Blackford Middleton: David it’s a great question. I wouldn’t suggest or I couldn’t foresee CMS specifying actual knowledge artifacts or care pathways per se. Rather I think on the EHR certification side I expect that they will perhaps certify EMRs for API functionality in conformance with an expectation on that API, but I can’t imagine CMS entering a prescriptive regulatory framework, which says, you know, a CHF patient has to be cared for on this protocol.
David Harlow: Yeah, I wasn’t suggesting that level of specificity; but rather a standard that a certified EHR system that would enable a provider organization to take advantage of future CMS payment initiatives must accommodate some sort of clinical decision support integration. Is that a way that you would see that happening?
Blackford Middleton: Not in a specific sense, but in a generalized framework sense — absolutely.
David Harlow: Yeah.
Blackford Middleton: So if the API were conforming to a 1.0 emerged FHIR standard or other protocols then the capability exists, which could be a certifiable capability.
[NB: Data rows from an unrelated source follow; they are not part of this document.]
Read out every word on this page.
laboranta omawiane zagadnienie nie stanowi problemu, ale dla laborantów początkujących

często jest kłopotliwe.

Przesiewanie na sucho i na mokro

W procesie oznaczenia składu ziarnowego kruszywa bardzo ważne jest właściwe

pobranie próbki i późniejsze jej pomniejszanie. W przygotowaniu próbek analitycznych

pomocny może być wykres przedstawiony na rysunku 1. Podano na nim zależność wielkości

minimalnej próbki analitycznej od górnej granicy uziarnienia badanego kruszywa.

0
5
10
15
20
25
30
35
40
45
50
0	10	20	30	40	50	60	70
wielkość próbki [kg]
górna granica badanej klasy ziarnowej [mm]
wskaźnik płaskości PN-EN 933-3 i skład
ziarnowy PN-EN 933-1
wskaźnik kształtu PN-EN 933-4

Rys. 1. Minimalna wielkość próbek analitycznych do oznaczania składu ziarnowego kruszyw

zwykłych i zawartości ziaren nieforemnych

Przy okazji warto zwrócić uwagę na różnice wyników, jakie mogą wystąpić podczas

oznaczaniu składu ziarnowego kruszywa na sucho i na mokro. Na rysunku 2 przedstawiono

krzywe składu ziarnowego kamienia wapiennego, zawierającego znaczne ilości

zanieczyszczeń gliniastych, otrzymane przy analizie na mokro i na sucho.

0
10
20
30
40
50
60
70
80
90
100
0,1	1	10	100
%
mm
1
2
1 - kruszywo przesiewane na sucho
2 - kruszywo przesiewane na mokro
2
David Harlow: Five years from now, ten years from now, what do you see as the state of affairs of the use of tools like the ones we’ve been discussing today?
Blackford Middleton: It’s a great question. Five or ten years from now we’ll have nearly complete adoption of health IT infrastructure across the land. I think we’ll have most healthcare transactions and information exchange automated. Hopefully we’ll have the seamless interoperability of those data requisite for collaborative care and team-based care for patients across the healthcare delivery system. And I think what this implies then is that we’ll see the emergence of a rich ecosystem of value-added services in the form of web services and modules and perhaps apps that fit into this ecosystem to provide extra value to the care delivery process and fundamentally to patients themselves.
David Harlow: Thank you very much. I’ve been talking with Blackford Middleton about clinical decision support and value-based payment — and the future of healthcare. This is David Harlow at HealthBlawg. Thanks for listening.